Yevul was founded in 2022 by Avriel-Sadan, along with its CTO Agronomy Yochai Isack, and CTO Ezer Miller, a data scientist and machine learning developer.
Isack and Miller met at the Hebrew University while pursuing their respective PhDs at the Faculty of Agriculture. They began to explore a solution to the problem of crop overfeeding and its resultant weaker crops and financial losses, which evolved into Leaf Guardian.
“They were searching for a solution and there was great synergy between these two people – a mathematics guy and an agronomist,” Avriel-Sadan says.
Avriel-Sadan joined as an experienced entrepreneur in the field of agricultural technology, bringing deep knowledge of sustainable farming and an understanding of the farming industry’s need for a product like Leaf Guardian.
“My main driver is sustainability,” she says. “A lot of people don’t realize that it can be so easy to save the world from this contamination.”
Yevul is today part of the Galil Ofek Incubator for life science startups, and has so far raised over $1 million, with some investment coming from the Israel Innovation Authority, the brand of the government dedicated to promoting the national high-tech sector.
Avriel-Sadan says most of the interest in the platform has come from countries such as Brazil, China, Germany and South Africa, where farmers are penalized for the overuse of fertilizer.

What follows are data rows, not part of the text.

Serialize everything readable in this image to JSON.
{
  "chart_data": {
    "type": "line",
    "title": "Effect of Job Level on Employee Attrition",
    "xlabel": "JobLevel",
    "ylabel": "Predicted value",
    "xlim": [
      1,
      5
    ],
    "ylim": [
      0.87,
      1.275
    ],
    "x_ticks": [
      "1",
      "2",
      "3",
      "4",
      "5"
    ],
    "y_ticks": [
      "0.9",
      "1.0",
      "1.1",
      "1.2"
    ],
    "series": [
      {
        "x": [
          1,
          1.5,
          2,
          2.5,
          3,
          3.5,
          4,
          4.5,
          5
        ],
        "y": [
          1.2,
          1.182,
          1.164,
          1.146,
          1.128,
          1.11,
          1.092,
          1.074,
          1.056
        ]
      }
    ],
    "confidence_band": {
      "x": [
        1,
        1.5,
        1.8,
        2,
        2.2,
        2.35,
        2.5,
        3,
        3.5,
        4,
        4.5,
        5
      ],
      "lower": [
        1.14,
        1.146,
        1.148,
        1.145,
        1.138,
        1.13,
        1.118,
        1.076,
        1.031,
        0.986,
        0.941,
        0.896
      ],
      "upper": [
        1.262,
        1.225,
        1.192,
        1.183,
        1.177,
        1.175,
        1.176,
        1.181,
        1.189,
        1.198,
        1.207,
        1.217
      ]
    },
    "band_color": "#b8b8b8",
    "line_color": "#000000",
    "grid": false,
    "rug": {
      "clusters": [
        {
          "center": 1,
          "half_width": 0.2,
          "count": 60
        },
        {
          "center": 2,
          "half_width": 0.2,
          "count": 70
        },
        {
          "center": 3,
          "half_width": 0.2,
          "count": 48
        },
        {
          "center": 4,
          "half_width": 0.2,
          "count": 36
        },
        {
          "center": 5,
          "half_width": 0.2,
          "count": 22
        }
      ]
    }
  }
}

“Instead of paying a penalty, you can buy this solution,” she says.
And although Yevul has worked extensively with Israeli farmers in the past, she explains that the first customers have come from outside of the country as Israeli farmers have been focused elsewhere due to the terror attack of October 7 and the ongoing war with Hamas in Gaza, which perpetrated it.
The company has also been personally impacted by the war. It had to relocate from the Golan Heights-based Shamir Research Institute, where it had completed most of the R&D on Guardian Leaf, due to the constant bombing of northern Israel by Hezbollah in Lebanon that began on October 8.
Even so, Avriel-Sadan is full of praise for the company’s new home at the Hebrew University of Jerusalem’s Rehovot campus, where they now work with world-renowned molecular physiologist Prof. Menachem Moshelion. This opportunity, she says, is akin to finding the holy grail.
As Yevul reaches the end of its R&D phase, its founders say they are looking forward to new partnerships in their pioneering approach to crop management, which Avriel-Sadan refers to as “fertigation 5.0.”
“I believe in Yevul Info because it represents the future of agriculture, one where technology and data analytics converge to create smarter, more efficient farming practices,” she says.